他动作麻利,先把瓦盆里的水倒进铁锅,坐上炉子,又把玉米面糊糊坨掰碎放进水里,拿勺子慢慢搅开。

接著把窝头切成厚片,放在炉盖边沿烤著。

閆解成在西屋听著外头的动静,点点头。

炉子上的糊糊已经冒起小泡,窝头片烤得两面焦黄,咸菜丝也摆好了。

王铁军正拿著抹布擦桌子,见閆解成出来,赶紧站直。

“大哥。”

閆解成把偷偷从储物空间拿出来的腊肉和鸡蛋递给他。

“加个菜。腊肉切片,跟窝头一起烤烤。鸡蛋打散了,等糊糊开了淋进去。”

王铁看到腊肉和鸡蛋,眼睛亮了一下,却没多问,只重重点头。

“哎。”

腊肉切得薄厚均匀,铺在窝头片上,油脂遇热滋滋作响,香味挠的一下就窜出来了。

鸡蛋倒进滚开的糊糊里,迅速形成蛋花。

王铁军拿勺子轻轻搅动,撒了点盐。

不打一会,早饭就做好了。

烤窝头片夹著焦香的腊肉,玉米糊糊里飘著蛋花,再配上咸菜。

閆解成盛了两碗糊糊,把烤好的窝头片和咸菜碟摆在八仙桌中间。

“吃吧。”

他自己先坐下,端起碗喝了一口。

糊糊刚出锅,有点烫嘴,但味道不错,玉米香混著鸡蛋的香味,咸淡正好。

王铁军犹豫了一下,才在对面坐下,端起碗,小口喝起来。

他吃得很小心,窝头片只拿了一片,小口咬著,腊肉片更是细细咀嚼,仿佛在品什么山珍海味。

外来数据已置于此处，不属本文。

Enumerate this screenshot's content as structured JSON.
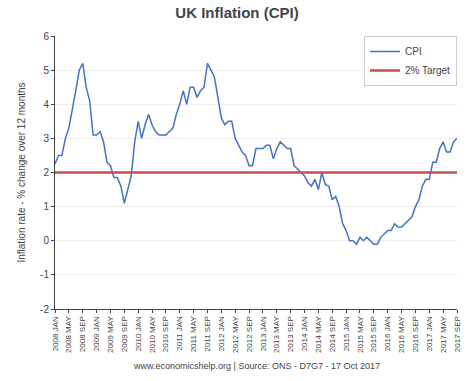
{
  "chart_data": {
    "type": "line",
    "title": "UK Inflation (CPI)",
    "ylabel": "Inflation rate - % change over 12 months",
    "footer": "www.economicshelp.org | Source: ONS - D7G7 - 17 Oct 2017",
    "categories": [
      "2008 JAN",
      null,
      null,
      null,
      "2008 MAY",
      null,
      null,
      null,
      "2008 SEP",
      null,
      null,
      null,
      "2009 JAN",
      null,
      null,
      null,
      "2009 MAY",
      null,
      null,
      null,
      "2009 SEP",
      null,
      null,
      null,
      "2010 JAN",
      null,
      null,
      null,
      "2010 MAY",
      null,
      null,
      null,
      "2010 SEP",
      null,
      null,
      null,
      "2011 JAN",
      null,
      null,
      null,
      "2011 MAY",
      null,
      null,
      null,
      "2011 SEP",
      null,
      null,
      null,
      "2012 JAN",
      null,
      null,
      null,
      "2012 MAY",
      null,
      null,
      null,
      "2012 SEP",
      null,
      null,
      null,
      "2013 JAN",
      null,
      null,
      null,
      "2013 MAY",
      null,
      null,
      null,
      "2013 SEP",
      null,
      null,
      null,
      "2014 JAN",
      null,
      null,
      null,
      "2014 MAY",
      null,
      null,
      null,
      "2014 SEP",
      null,
      null,
      null,
      "2015 JAN",
      null,
      null,
      null,
      "2015 MAY",
      null,
      null,
      null,
      "2015 SEP",
      null,
      null,
      null,
      "2016 JAN",
      null,
      null,
      null,
      "2016 MAY",
      null,
      null,
      null,
      "2016 SEP",
      null,
      null,
      null,
      "2017 JAN",
      null,
      null,
      null,
      "2017 MAY",
      null,
      null,
      null,
      "2017 SEP"
    ],
    "series": [
      {
        "name": "CPI",
        "color": "#4472C4",
        "values": [
          2.25,
          2.5,
          2.5,
          3.0,
          3.3,
          3.8,
          4.4,
          5.0,
          5.2,
          4.5,
          4.1,
          3.1,
          3.1,
          3.2,
          2.9,
          2.3,
          2.2,
          1.85,
          1.85,
          1.6,
          1.1,
          1.5,
          1.9,
          2.9,
          3.5,
          3.0,
          3.4,
          3.7,
          3.4,
          3.2,
          3.1,
          3.1,
          3.1,
          3.2,
          3.3,
          3.7,
          4.0,
          4.4,
          4.0,
          4.5,
          4.5,
          4.2,
          4.4,
          4.5,
          5.2,
          5.0,
          4.8,
          4.2,
          3.6,
          3.4,
          3.5,
          3.5,
          3.0,
          2.8,
          2.6,
          2.5,
          2.2,
          2.2,
          2.7,
          2.7,
          2.7,
          2.8,
          2.8,
          2.4,
          2.7,
          2.9,
          2.8,
          2.7,
          2.7,
          2.2,
          2.1,
          2.0,
          1.9,
          1.7,
          1.6,
          1.8,
          1.5,
          2.0,
          1.65,
          1.6,
          1.2,
          1.3,
          1.0,
          0.5,
          0.3,
          0.0,
          0.0,
          -0.1,
          0.1,
          0.0,
          0.1,
          0.0,
          -0.1,
          -0.1,
          0.1,
          0.2,
          0.3,
          0.3,
          0.5,
          0.4,
          0.4,
          0.5,
          0.6,
          0.7,
          1.0,
          1.2,
          1.6,
          1.8,
          1.8,
          2.3,
          2.3,
          2.7,
          2.9,
          2.6,
          2.6,
          2.9,
          3.0
        ]
      }
    ],
    "reference_lines": [
      {
        "name": "2% Target",
        "value": 2.0,
        "color": "#C0504D"
      }
    ],
    "ylim": [
      -2,
      6
    ],
    "yticks": [
      -2,
      -1,
      0,
      1,
      2,
      3,
      4,
      5,
      6
    ],
    "grid": "y",
    "legend": "upper right"
  }
}
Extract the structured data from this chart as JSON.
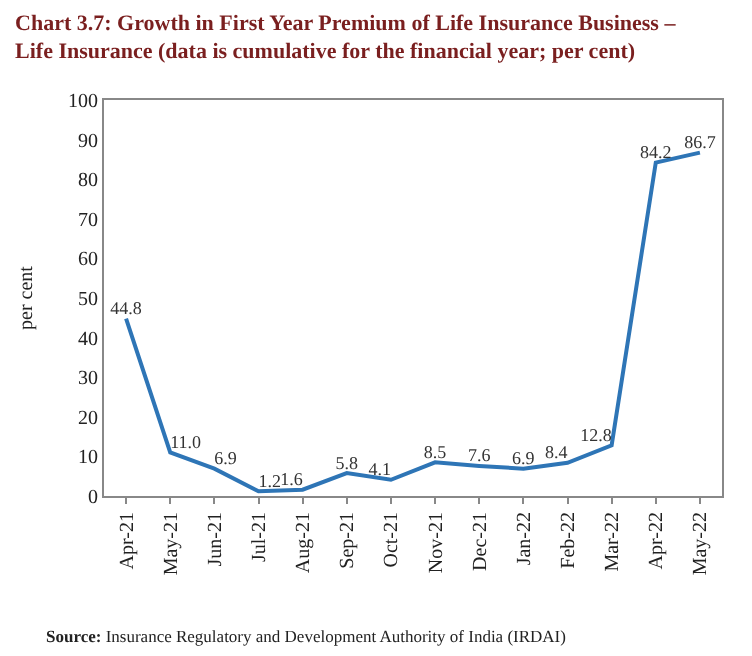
{
  "chart_data": {
    "type": "line",
    "title": "Chart 3.7: Growth in First Year Premium of Life Insurance Business – Life Insurance (data is cumulative for the financial year; per cent)",
    "ylabel": "per cent",
    "categories": [
      "Apr-21",
      "May-21",
      "Jun-21",
      "Jul-21",
      "Aug-21",
      "Sep-21",
      "Oct-21",
      "Nov-21",
      "Dec-21",
      "Jan-22",
      "Feb-22",
      "Mar-22",
      "Apr-22",
      "May-22"
    ],
    "series": [
      {
        "color": "#2e75b6",
        "values": [
          44.8,
          11.0,
          6.9,
          1.2,
          1.6,
          5.8,
          4.1,
          8.5,
          7.6,
          6.9,
          8.4,
          12.8,
          84.2,
          86.7
        ],
        "value_labels": [
          "44.8",
          "11.0",
          "6.9",
          "1.2",
          "1.6",
          "5.8",
          "4.1",
          "8.5",
          "7.6",
          "6.9",
          "8.4",
          "12.8",
          "84.2",
          "86.7"
        ]
      }
    ],
    "ylim": [
      0,
      100
    ],
    "yticks": [
      0,
      10,
      20,
      30,
      40,
      50,
      60,
      70,
      80,
      90,
      100
    ],
    "marker": "none",
    "line_style": "solid",
    "annotations": [
      "Source: Insurance Regulatory and Development Authority of India (IRDAI)"
    ]
  }
}
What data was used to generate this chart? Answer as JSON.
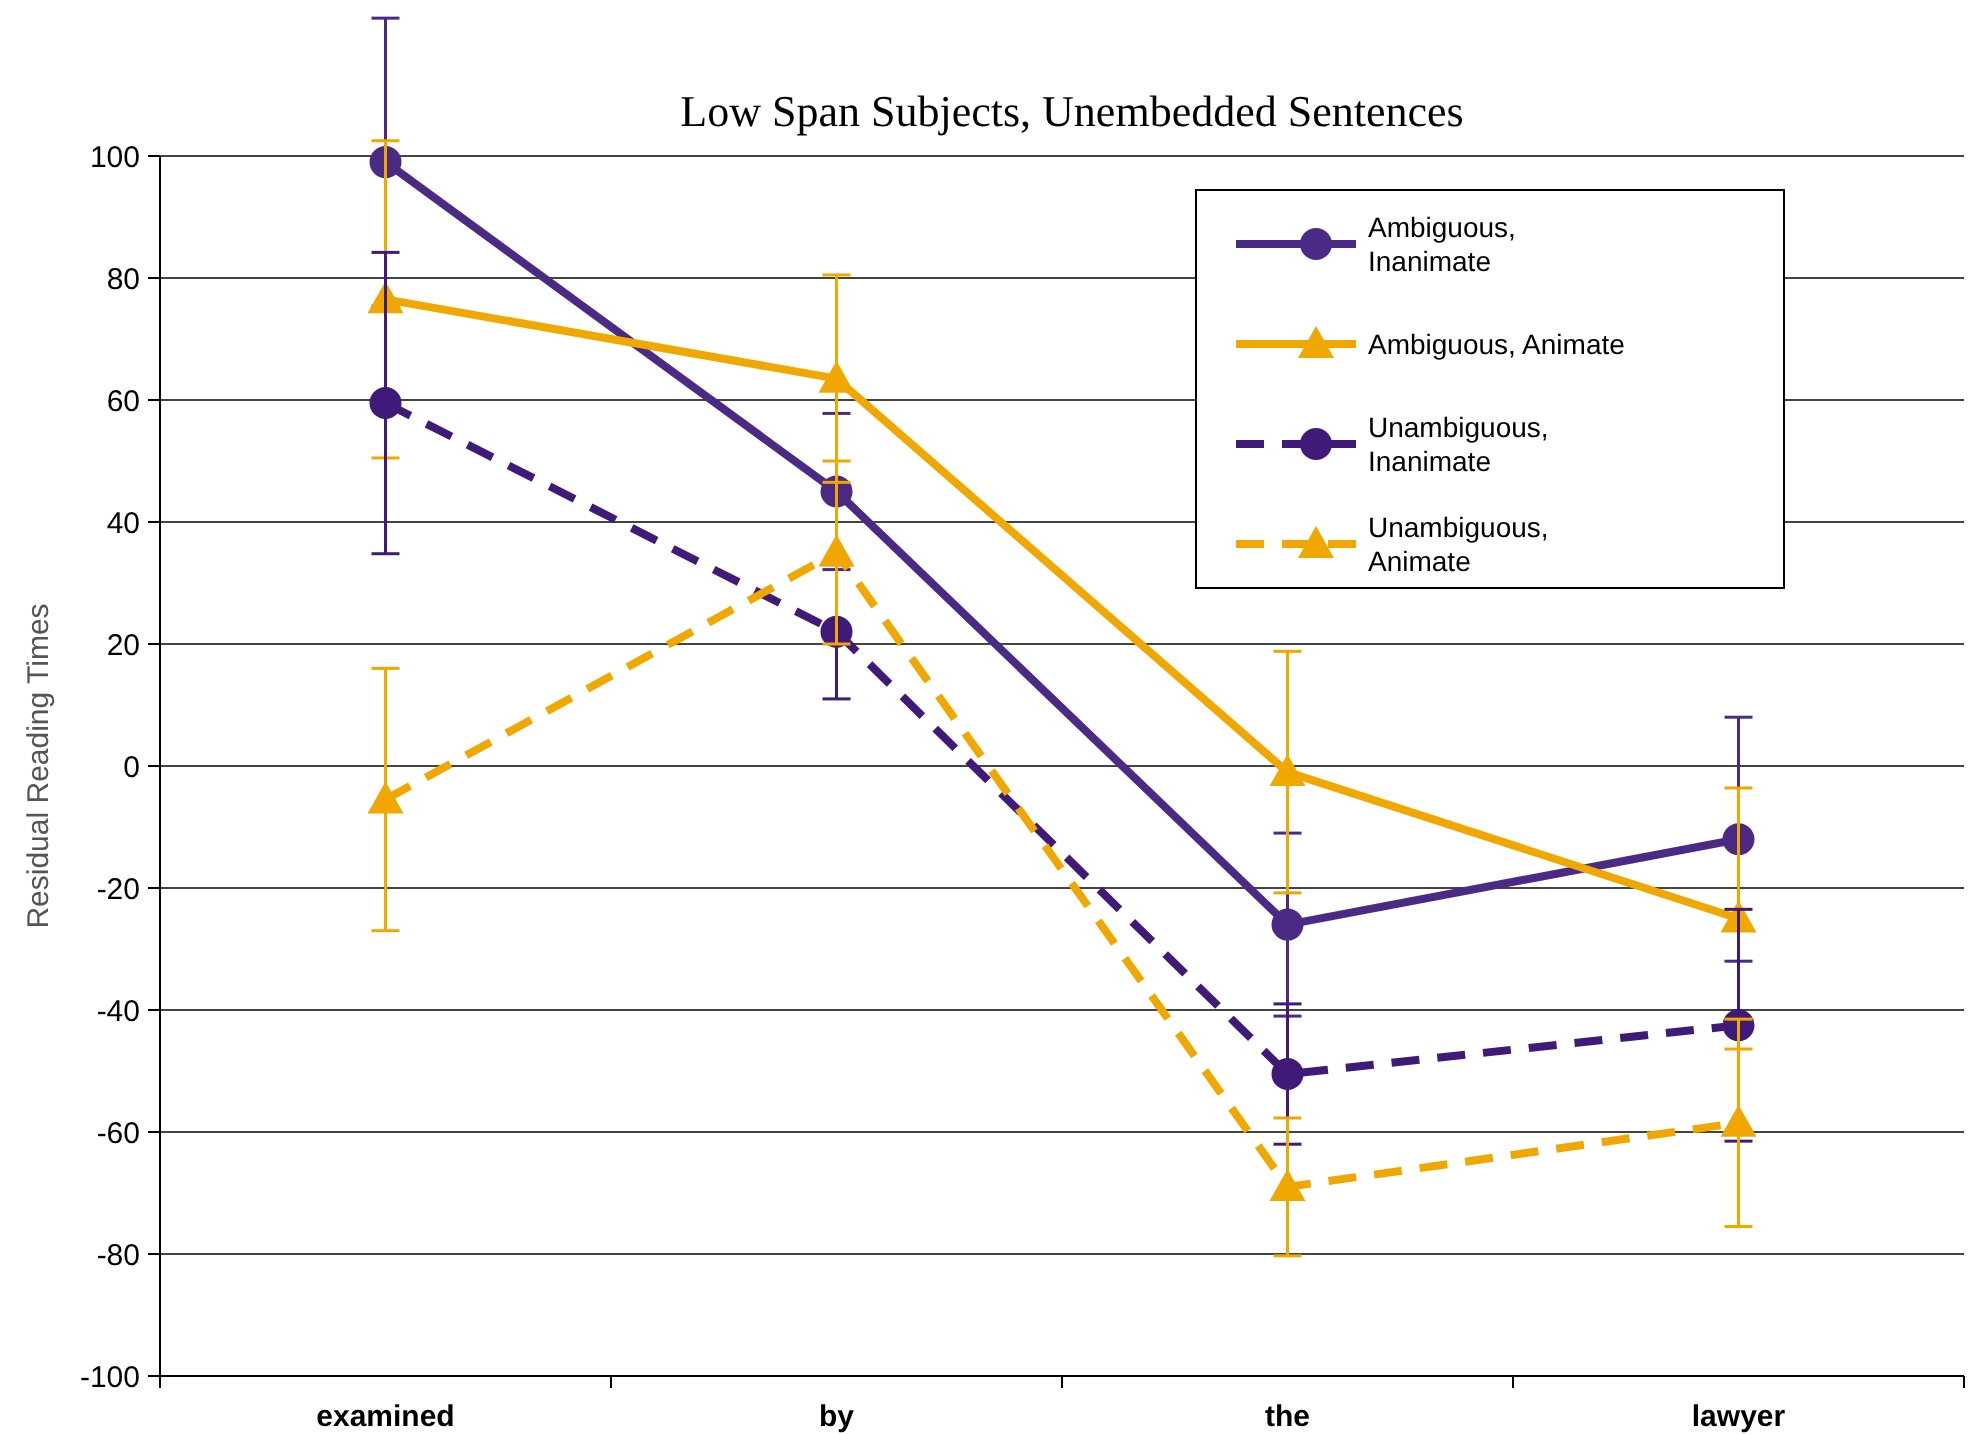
{
  "chart_data": {
    "type": "line",
    "title": "Low Span Subjects, Unembedded Sentences",
    "ylabel": "Residual Reading Times",
    "categories": [
      "examined",
      "by",
      "the",
      "lawyer"
    ],
    "ylim": [
      -100,
      100
    ],
    "yticks": [
      -100,
      -80,
      -60,
      -40,
      -20,
      0,
      20,
      40,
      60,
      80,
      100
    ],
    "grid": "y",
    "legend": "top right",
    "series": [
      {
        "name": "Ambiguous,\nInanimate",
        "color": "#4b2a85",
        "marker": "circle",
        "line_style": "solid",
        "values": [
          99,
          45,
          -26,
          -12
        ],
        "errors": [
          23.6,
          12.8,
          15,
          20
        ]
      },
      {
        "name": "Ambiguous, Animate",
        "color": "#f0a800",
        "marker": "triangle",
        "line_style": "solid",
        "values": [
          76.5,
          63.5,
          -1,
          -25
        ],
        "errors": [
          26,
          17,
          19.8,
          21.4
        ]
      },
      {
        "name": "Unambiguous,\nInanimate",
        "color": "#3f1a78",
        "marker": "circle",
        "line_style": "dashed",
        "values": [
          59.5,
          22,
          -50.5,
          -42.5
        ],
        "errors": [
          24.7,
          11,
          11.5,
          19
        ]
      },
      {
        "name": "Unambiguous,\nAnimate",
        "color": "#f0a800",
        "marker": "triangle",
        "line_style": "dashed",
        "values": [
          -5.5,
          35,
          -69,
          -58.5
        ],
        "errors": [
          21.5,
          15,
          11.3,
          17
        ]
      }
    ]
  }
}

閆解成没说话,自己吃了两片窝头,喝了一碗糊糊,就放下了筷子。

王铁军见他吃完,动作顿了一下,手里的窝头片还剩一半。

閆解成摆摆手。

“你吃你的,我早上吃不多。”

王铁军这才加快速度,把剩下的窝头片和糊糊都吃得乾乾净净,连咸菜丝都没剩。

六个窝头,閆解成吃了俩,他吃了四个。

糊糊也是,他喝了两碗半。

吃完,他主动收拾碗筷,一切做完,才又规规矩矩站到閆解成面前。

閆解成一直看著。

等王铁军忙完,从兜里掏出十块钱,又翻出几张票证。

两张一斤的肉票,两张半斤的菜票,几张副食票。

他把钱票一起递过去。

“买点肉和菜,再买包火柴。”

閆解成交代。

王铁军接过钱票,手有点抖,自己是有多久没见过这么多钱和票了。

以前每天在街面上混著,表面上自己带著俩小弟,其实是三个人搭伙而已。

自己刚认的大哥这么大方的吗?

一大早就给自己肉吃,现在又拿了这么多钱。

话本子有句话怎么来说:士为知之者死。

大哥就是大哥,难道自己挨打以后要转运了吗?

“东西买齐了,回来找我。”

閆解成才不知道他乱想著什么,继续吩咐。

王铁军应了一声,转身就往外走。

走到门口,又停住,回头看了閆解成一眼,嘴唇动了动,似乎想说什么,最终只憋出一句。

“大哥,我很快回来。”

閆解成点点头。

王铁军拉开门,快步走了出去。

閆解成坐回椅子上,拨了拨炉子里的煤块,火苗窜起来些。

十块钱,在1959年不是小数目,相当於普通工人半个月工资。

肉票菜票更是紧俏的东西,这两个加一起最少值二十块。

这是他给王铁军的第一个试探,看这人老不老实,手脚干不乾净。

手脚不乾净的人不能用。

要是王铁军卷钱跑了,那也就十块钱,认清一个人,不算亏。

要是他老老实实买东西回来,那至少说明这人暂时可用。

炉火轻响,他站起身,走到东屋书房。

王铁军能不能用,很快就知道了。